Is it me, or do the mannequin's boobs look lopsided?

But who am I to question how some other sex-deprived husband gets his jollies? And if those men getting their jollies helps the store make money, you can bet your sweet ass they don't mind either...

So my research was done without me feeling like I have any more understanding of the polystyrene/fiberglass/wooden nipple madness than I did before. While they never fail to momentarily catch my attention and provide a source of amusement/befuddlement, they certainly aren't nearly as entertaining or attention-grabbing as many of the human females milling about in malls in assorted outrageous clothing - although, strangely enough, no matter how much of their bodies these lady customers put on display, you rarely see them showing off their nipples the way these supposedly life-like dummies do. Hmmmmm...

The moral of the story: I still need to find myself a real live woman, one that hopefully won't be calling the cops on me for playing with her nipples.

(Note: This has NOT happened to me! I have never played with a mannequin's nipples, nor have I even gotten close enough to one to even think about playing with any. I repeat, this has NOT happened to me!)



Tuesday, October 2, 2012

"Jeopardy!" Update

So those of you who are regular watchers of "Jeopardy!" has begun. Those (very few) of you who read this blog and/or know me in real life also know about my audition back in the spring. Well, if you're watching the show looking to see if I'm going to be a contestant on it this season, DON'T. The tapings for this season have come and gone, and I wasn't called, which means you won't be seeing my reach my destiny as mega-multiple, gazillion-dollar "Jeopardy!" champion just yet. I'm on a waiting list, which is good through next season's taping. If I don't call the call by then, I have to go through the testing and interview process all over again. As the audition coordinators hammered home to us, it ain't easy making the show, no matter how smart you (think you) are. Just too few contestant spots in a season for too many aspiring bodies. However, as the coordinators also pointed out, many of the show's big champions were those who didn't make it to the show the first time they auditioned. So there's that.

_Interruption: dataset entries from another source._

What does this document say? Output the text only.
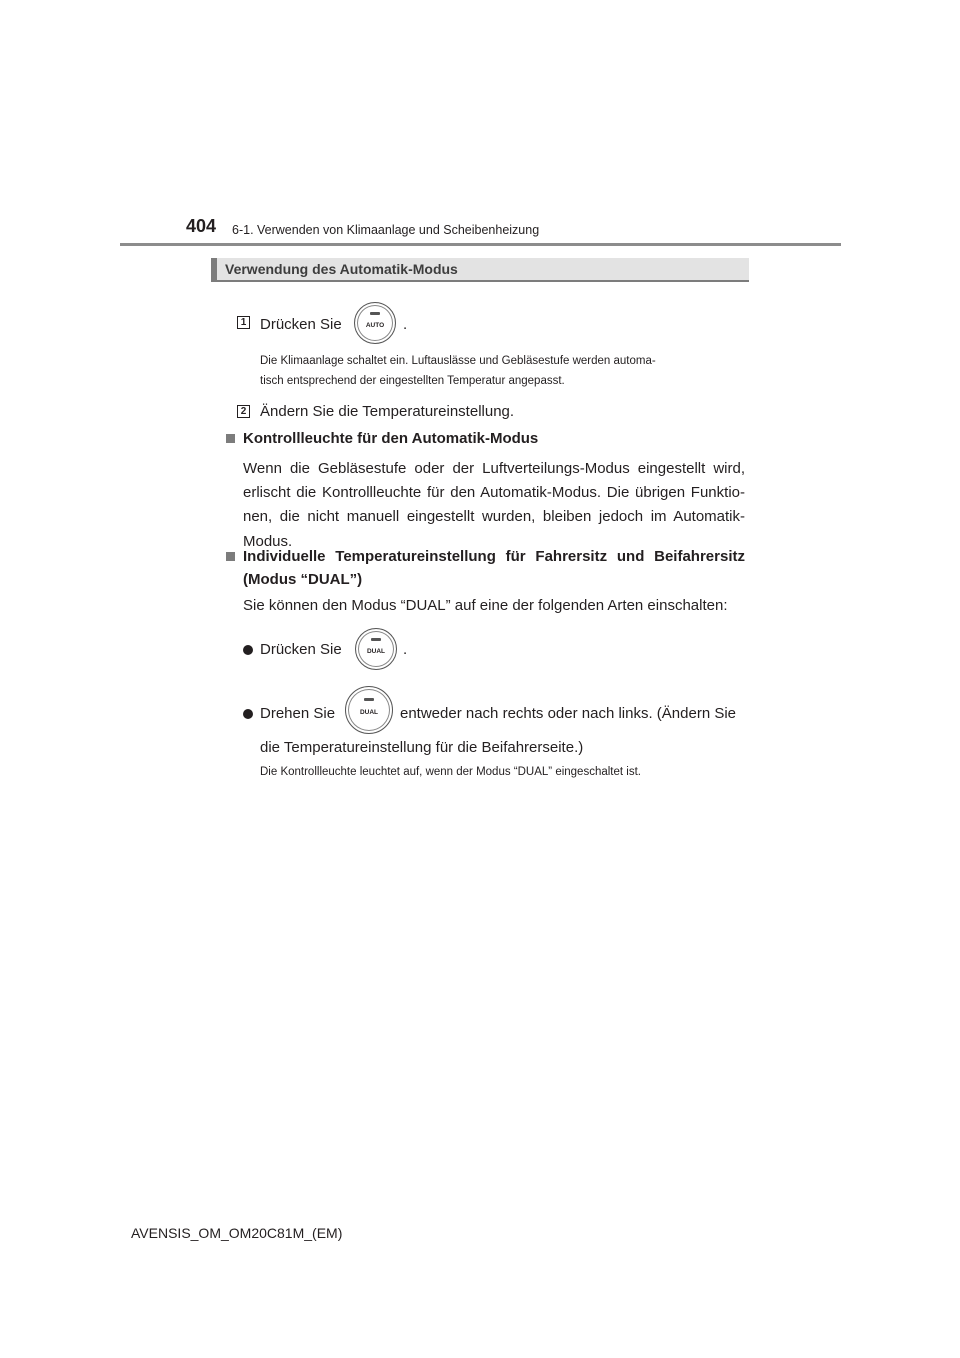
404 6-1. Verwenden von Klimaanlage und Scheibenheizung
Verwendung des Automatik-Modus
1 Drücken Sie	AUTO	.
Die Klimaanlage schaltet ein. Luftauslässe und Gebläsestufe werden automa-
tisch entsprechend der eingestellten Temperatur angepasst.
2 Ändern Sie die Temperatureinstellung.
Kontrollleuchte für den Automatik-Modus
Wenn die Gebläsestufe oder der Luftverteilungs-Modus eingestellt wird,
erlischt die Kontrollleuchte für den Automatik-Modus. Die übrigen Funktio-
nen, die nicht manuell eingestellt wurden, bleiben jedoch im Automatik-
Modus.
Individuelle Temperatureinstellung für Fahrersitz und Beifahrersitz
(Modus “DUAL”)
Sie können den Modus “DUAL” auf eine der folgenden Arten einschalten:
Drücken Sie	DUAL	.
Drehen Sie	DUAL	entweder nach rechts oder nach links. (Ändern Sie
die Temperatureinstellung für die Beifahrerseite.)
Die Kontrollleuchte leuchtet auf, wenn der Modus “DUAL” eingeschaltet ist.
AVENSIS_OM_OM20C81M_(EM)
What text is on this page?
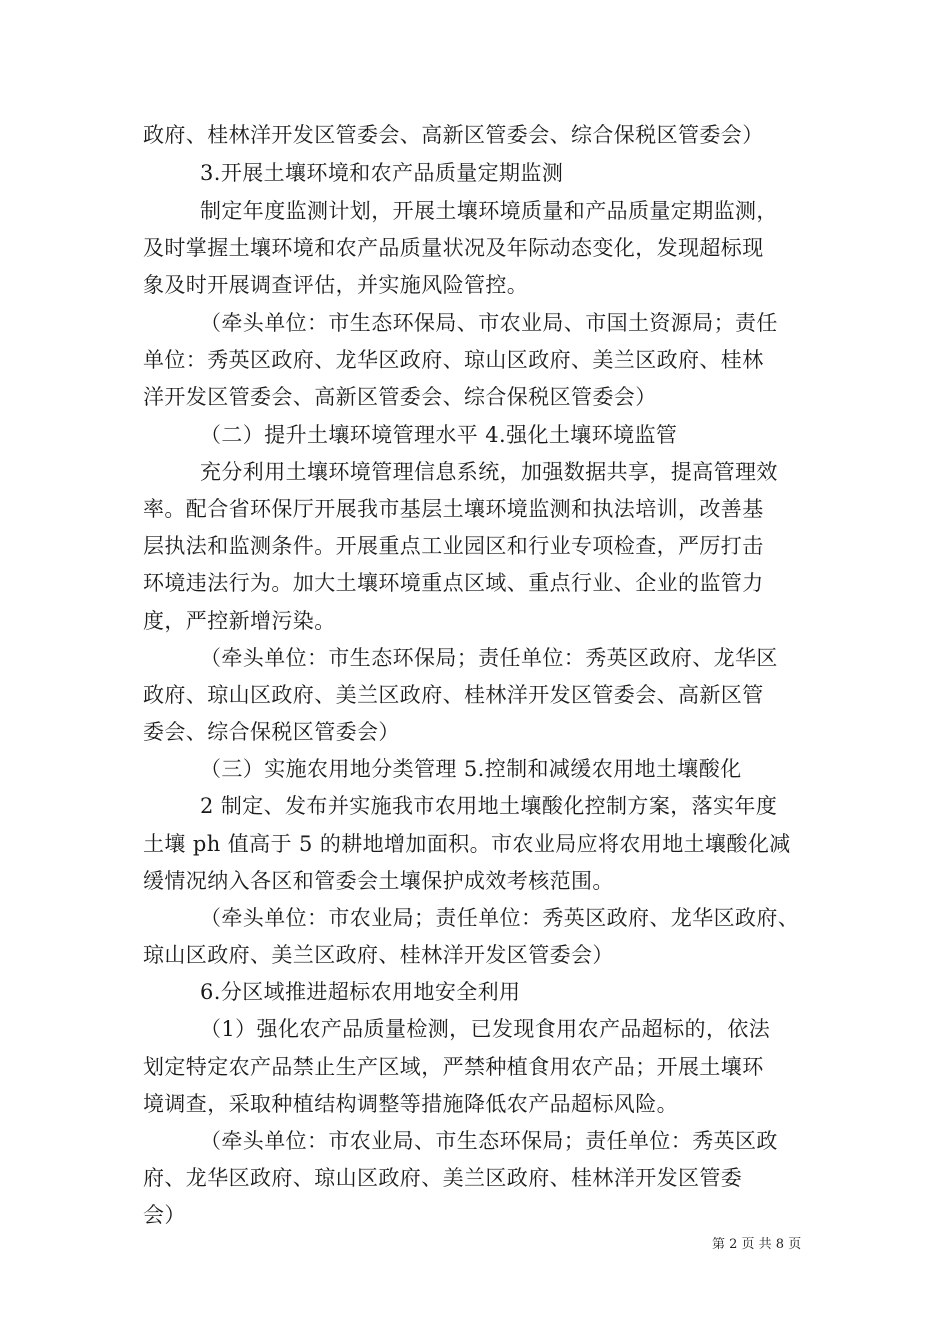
政府、桂林洋开发区管委会、高新区管委会、综合保税区管委会）
3.开展土壤环境和农产品质量定期监测
制定年度监测计划，开展土壤环境质量和产品质量定期监测，
及时掌握土壤环境和农产品质量状况及年际动态变化，发现超标现
象及时开展调查评估，并实施风险管控。
（牵头单位：市生态环保局、市农业局、市国土资源局；责任
单位：秀英区政府、龙华区政府、琼山区政府、美兰区政府、桂林
洋开发区管委会、高新区管委会、综合保税区管委会）
（二）提升土壤环境管理水平 4.强化土壤环境监管
充分利用土壤环境管理信息系统，加强数据共享，提高管理效
率。配合省环保厅开展我市基层土壤环境监测和执法培训，改善基
层执法和监测条件。开展重点工业园区和行业专项检查，严厉打击
环境违法行为。加大土壤环境重点区域、重点行业、企业的监管力
度，严控新增污染。
（牵头单位：市生态环保局；责任单位：秀英区政府、龙华区
政府、琼山区政府、美兰区政府、桂林洋开发区管委会、高新区管
委会、综合保税区管委会）
（三）实施农用地分类管理 5.控制和减缓农用地土壤酸化
2 制定、发布并实施我市农用地土壤酸化控制方案，落实年度
土壤 ph 值高于 5 的耕地增加面积。市农业局应将农用地土壤酸化减
缓情况纳入各区和管委会土壤保护成效考核范围。
（牵头单位：市农业局；责任单位：秀英区政府、龙华区政府、
琼山区政府、美兰区政府、桂林洋开发区管委会）
6.分区域推进超标农用地安全利用
（1）强化农产品质量检测，已发现食用农产品超标的，依法
划定特定农产品禁止生产区域，严禁种植食用农产品；开展土壤环
境调查，采取种植结构调整等措施降低农产品超标风险。
（牵头单位：市农业局、市生态环保局；责任单位：秀英区政
府、龙华区政府、琼山区政府、美兰区政府、桂林洋开发区管委
会）
第 2 页 共 8 页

I'm slightly bummed out I didn't make it to the show this time around (and I will no doubt be even more bummed if the face of someone I recognize from my audition session comes smiling and phrasing answers in the form of questions across my TV screen), but in the end, I just it as a delay in gettin' mine, because I'm gonna try to bankrupt them suckas when I do make that appearance on "Jeopardy!" I've already claimed my winnings (well, not literally, obviously; you won't be seeing me rolling around the streets of Baltimore in a Benz anytime soon)! Hell, I'm so sure I'm going to kick some Jeopardy! ass, I have more than once simultaneously fallen into three of my more prominent tendencies - list making nerdiness, a dandified, preppified dress sense, and putting off shit I should be doing while daydreaming about shit I wish I was doing - by imagining what I would be wearing during each of my seventy-five "Jeopardy!" victories (one more than the great Ken Jennings). Yes, I did put together 75 different outfits in my head, yes I did keep an imaginary running total of winnings for those 75 matches in my head. So what? Shut up about it and stop shaking your heads and laughing...'cause I just know some of y'all gonna be trying be my new best friends when I come flying back to the east coast with all my "Jeopardy!" winnings. So just let me have my daydreams until the real time comes, okay?